Aborsi aman adalah hak kesehatan reproduksi yang seharusnya diakses oleh semua perempuan tanpa diskriminasi. Namun, realitas di Indonesia menunjukkan bahwa meskipun regulasi telah diatur, implementasinya masih menghadapi tantangan serius. Salah satu kemajuan terbaru adalah diterbitkannya Peraturan Pemerintah (PP) No. 28 Tahun 2024, yang memperjelas prosedur aborsi aman bagi perempuan yang mengalami kedaruratan medis dan korban kekerasan seksual. Namun, hambatan birokrasi dan kurangnya fasilitas kesehatan yang menunjang, menjadi penghalang utama bagi perempuan untuk mendapatkan layanan ini.
Undang-Undang Kesehatan No. 36
Tahun 2009 dan PP No. 61 Tahun 2014 sebelumnya telah memberikan dasar hukum
untuk aborsi aman. Namun, penegakan regulasi tersebut tidak berjalan optimal.

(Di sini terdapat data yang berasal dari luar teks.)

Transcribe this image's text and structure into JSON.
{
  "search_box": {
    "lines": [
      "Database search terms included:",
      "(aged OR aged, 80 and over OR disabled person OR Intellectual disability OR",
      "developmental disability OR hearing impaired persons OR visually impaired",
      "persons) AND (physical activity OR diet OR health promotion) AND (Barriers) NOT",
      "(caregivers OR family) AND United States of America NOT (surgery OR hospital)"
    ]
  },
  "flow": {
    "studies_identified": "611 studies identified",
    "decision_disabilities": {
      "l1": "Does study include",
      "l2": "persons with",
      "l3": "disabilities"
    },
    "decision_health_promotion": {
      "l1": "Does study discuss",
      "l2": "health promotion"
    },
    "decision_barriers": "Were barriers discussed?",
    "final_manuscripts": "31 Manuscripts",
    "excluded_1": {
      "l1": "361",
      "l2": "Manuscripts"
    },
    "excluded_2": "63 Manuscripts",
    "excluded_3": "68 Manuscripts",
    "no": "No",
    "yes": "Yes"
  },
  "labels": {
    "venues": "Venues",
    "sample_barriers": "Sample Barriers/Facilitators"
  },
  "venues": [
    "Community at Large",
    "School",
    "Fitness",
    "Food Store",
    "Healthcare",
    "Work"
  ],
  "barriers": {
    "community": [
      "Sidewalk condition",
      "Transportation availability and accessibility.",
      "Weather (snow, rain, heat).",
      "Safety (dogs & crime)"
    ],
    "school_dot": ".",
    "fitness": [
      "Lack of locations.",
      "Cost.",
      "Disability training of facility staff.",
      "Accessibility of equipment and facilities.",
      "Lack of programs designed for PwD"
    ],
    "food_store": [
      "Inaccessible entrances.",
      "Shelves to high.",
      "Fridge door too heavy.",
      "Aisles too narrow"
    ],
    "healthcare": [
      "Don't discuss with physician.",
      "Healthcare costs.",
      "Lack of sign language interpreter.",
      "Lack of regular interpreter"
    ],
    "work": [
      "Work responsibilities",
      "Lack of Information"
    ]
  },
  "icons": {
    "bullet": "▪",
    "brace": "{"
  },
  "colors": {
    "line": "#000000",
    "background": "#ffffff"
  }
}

Misalnya, tidak adanya fasilitas kesehatan yang ditunjuk secara resmi oleh
pemerintah sebagai penyedia layanan aborsi aman. Hal ini menimbulkan
kesenjangan akses, khususnya bagi perempuan yang tinggal di daerah terpencil
atau dengan status sosial-ekonomi rendah.
Ketidakadilan ini semakin
terlihat dalam kasus korban kekerasan seksual. Sebuah laporan dari ICJR
menunjukkan bahwa banyak korban perkosaan, bahkan anak-anak, kesulitan
mendapatkan izin aborsi, meskipun usia kehamilan mereka masih dalam batas yang
diizinkan. Contoh nyata adalah penolakan permohonan aborsi bagi anak korban
perkosaan di Jombang pada tahun 2021, meski usia kehamilan masih sangat dini
yakni 4 minggu. Situasi ini memperlihatkan kurangnya empati dan dukungan
institusi bagi korban kekerasan seksual.
Aborsi aman juga sering
dihalangi oleh syarat administrasi yang kompleks, seperti keharusan surat
keterangan dari penyidik kepolisian atau rekomendasi tim medis. Padahal, akses
yang mudah dan cepat sangat penting, terutama bagi perempuan dengan kondisi medis
darurat atau korban kekerasan seksual yang masih trauma.
Selain hambatan hukum dan
birokrasi, stigma sosial juga menjadi penghalang besar. Perempuan yang
menjalani aborsi sering kali menghadapi pengucilan sosial atau bahkan
kriminalisasi. Oleh karena itu, edukasi masyarakat mengenai pentingnya layanan
aborsi aman harus terus digalakkan untuk menghapus stigma tersebut.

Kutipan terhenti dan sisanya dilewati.